Texto publicado há mil anos, quando eu tinha vontade de escrever todo dia.

Canada – a terra do inverno que dura quase o ano inteiro, dos abortos grátis e do hockey no gelo, esporte glamorizado pelo clássico The Mighty Ducks, seja lá qual foi a tradução que a distribuidora deu pra vocês aí no Brasil. Foi basicamente o último filme de alguma expressão que o Emilio Estevez fez; só Deus sabe como o cara esteve pagando as contas desde então.

Apesar de morar aqui há dois anos, jamais havia presenciado uma partida de hockey – a menos que você considere válidas as jogatinas que alguns moleques da vizinhança travam na frente da garagem de casa. Como os moleques não usavam equipamentos de segurança oficiais aprovados pelo INMETRO (um deles nem patins tinha, e simplesmente corria atrás da puck, e um dos jogadores provou-se ser não um jogador, mas um mendigo que passava por perto naquele momento), eu não considerei. Então reitero, nunca assisti uma partida DE VERDADE desse esporte canadense.

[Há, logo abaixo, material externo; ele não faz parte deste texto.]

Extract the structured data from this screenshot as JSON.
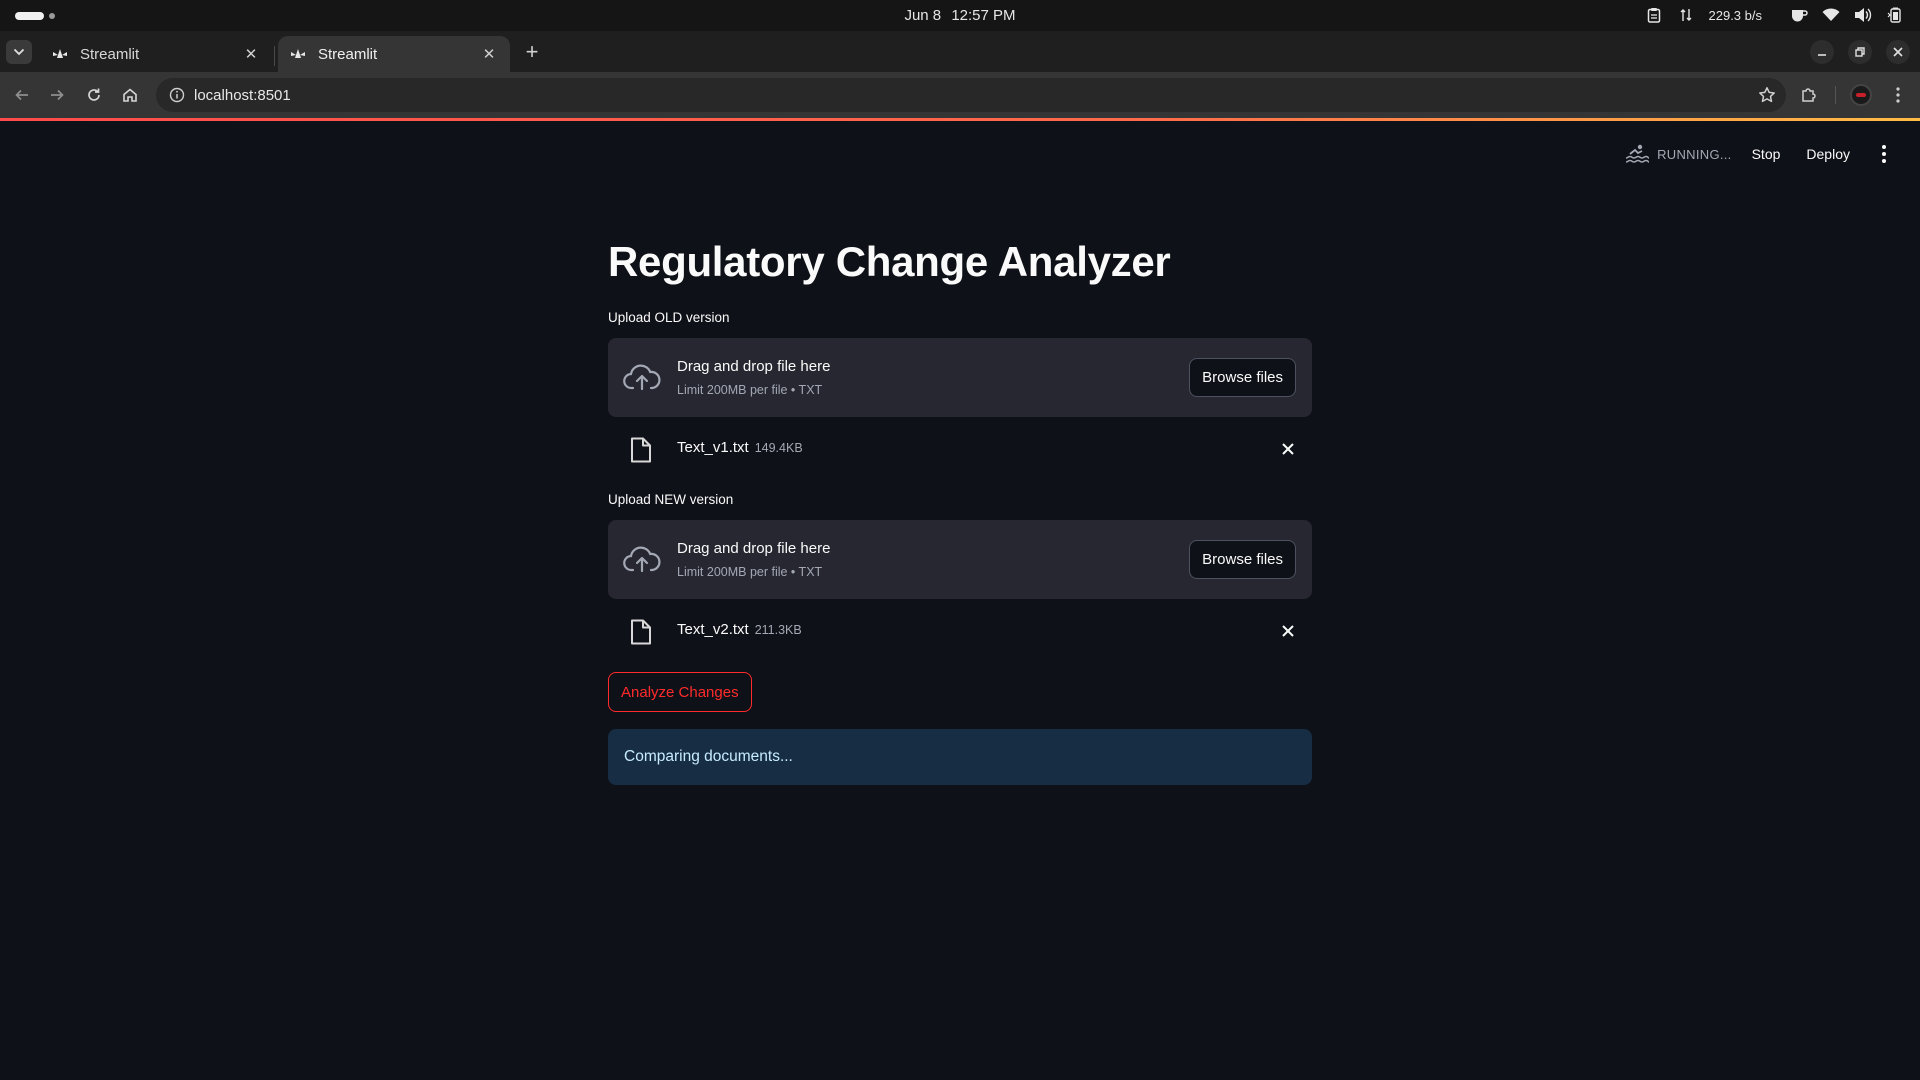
{
  "os": {
    "date": "Jun 8",
    "time": "12:57 PM",
    "net_speed": "229.3 b/s"
  },
  "browser": {
    "tabs": [
      {
        "title": "Streamlit",
        "active": false
      },
      {
        "title": "Streamlit",
        "active": true
      }
    ],
    "url": "localhost:8501"
  },
  "app": {
    "status": {
      "running_label": "RUNNING...",
      "stop_label": "Stop",
      "deploy_label": "Deploy"
    },
    "title": "Regulatory Change Analyzer",
    "uploaders": [
      {
        "label": "Upload OLD version",
        "drop_text": "Drag and drop file here",
        "limit_text": "Limit 200MB per file • TXT",
        "browse_label": "Browse files",
        "file": {
          "name": "Text_v1.txt",
          "size": "149.4KB"
        }
      },
      {
        "label": "Upload NEW version",
        "drop_text": "Drag and drop file here",
        "limit_text": "Limit 200MB per file • TXT",
        "browse_label": "Browse files",
        "file": {
          "name": "Text_v2.txt",
          "size": "211.3KB"
        }
      }
    ],
    "analyze_label": "Analyze Changes",
    "info_message": "Comparing documents...",
    "colors": {
      "background": "#0e1117",
      "secondary_bg": "#262730",
      "primary": "#ff2b2b",
      "info_bg": "#172d43",
      "info_text": "#c7ebff"
    }
  }
}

(Puck é a “bolinha” do hockey, tá bom. Pra não parecer um esnobe, sacrificarei estilo por funcionalidade e chamarei o puck de “bolinha” mesmo.)

Não que eu esteja resistindo à cultura dos meus anfitriões, que me aceitaram em seu país e me cederam sua(s) mulher(es) com pouca ou nenhuma resistência, tratamento que eu aposto que os noruegueses não me dariam. O lance é que, sendo nerd por natureza, esportes me interessam muito pouco. Nunca fui chegado a “esportes nacionais”, nem quando morava no Brasil. Aqui não seria diferente. Esse negócio de sair correndo atrás de bolas ou pucks nunca foi a minha praia. Aliás, nem de praia eu gosto. Não sei se tem algo a ver com esse texto, mas taí. Falei. Odeio praia.

Mas na semana passada ou retrasada essa situação tomou um Adriane Galisteu-like giro de 360 graus celsius – fui convidado pra assistir um joguinho de hockey onde participaria o ilustre e desconhecido filho de um amigo de trabalho do meu pai. Pensei em recusar, mas eu não estava fazendo nada mesmo® e aceitei a sina.

O jogo era em Toronto, e a longa viagem de Oshawa até lá me deu tempo suficiente de levar um simples Geodude nível 23 ao nível 25, a partir de quando ele muda de nome legalmente para “Graveler” e aprende Harden – que é basicamente inútil. No caminho, a Gótica que eu trazia a tiracolo me explicava um pouco a respeito do glorioso esporte que é o hockey.


Um jogo emocionante

O hockey no gelo – ao menos a modalidade que eu assistiria naquele dia – consiste em uma atividade praticada por garotos de 12 anos que se jogam pra lá e pra cá num ringue de patinação adaptado pro esporte, brandindo tacos de madeira que medem o dobro do comprimento dos seus donos, tentando desesperadamente atrair a atenção dos seus pais por mais de 20 segundos enquanto esses sentam em lados opostos da arquibancada porque estão prestes a se divorciar. Tudo num jogo de hockey de crianças de 12 anos parece cuidadosamente arquitetado pra te fazer feliz. Se você não rir das tentativas frustradas dos pivetes de acertar a “bolinha” (o que frequentemente resulta em pauladas nas pernas e/ou cabeças de quem patina nas proximidades), atente a forma em que os 30 quilos de equipamento fazem os moleques patinarem com tanta desenvoltura quanto um tetraplégico que foi jogado numa piscina com um cofre amarrado nas costas. Há ainda a comicidade não-intencional do momento em que o treinador abre a portinha lateral do ringue e, sem mais nem essa, empurra um moleque pra dentro do jogo sem o menor traço de gentileza. O olhar de desespero no rosto do coitado é a coisa mais surpreendente que eu vi desde o dia em que flagrei uma amiga de sala trepando com o namorado, e por “flagrei” leia-se “o irmão dela me contou“, e por “o irmão dela me contou” leia-se “eu inventei a história para difamá-la na escola“.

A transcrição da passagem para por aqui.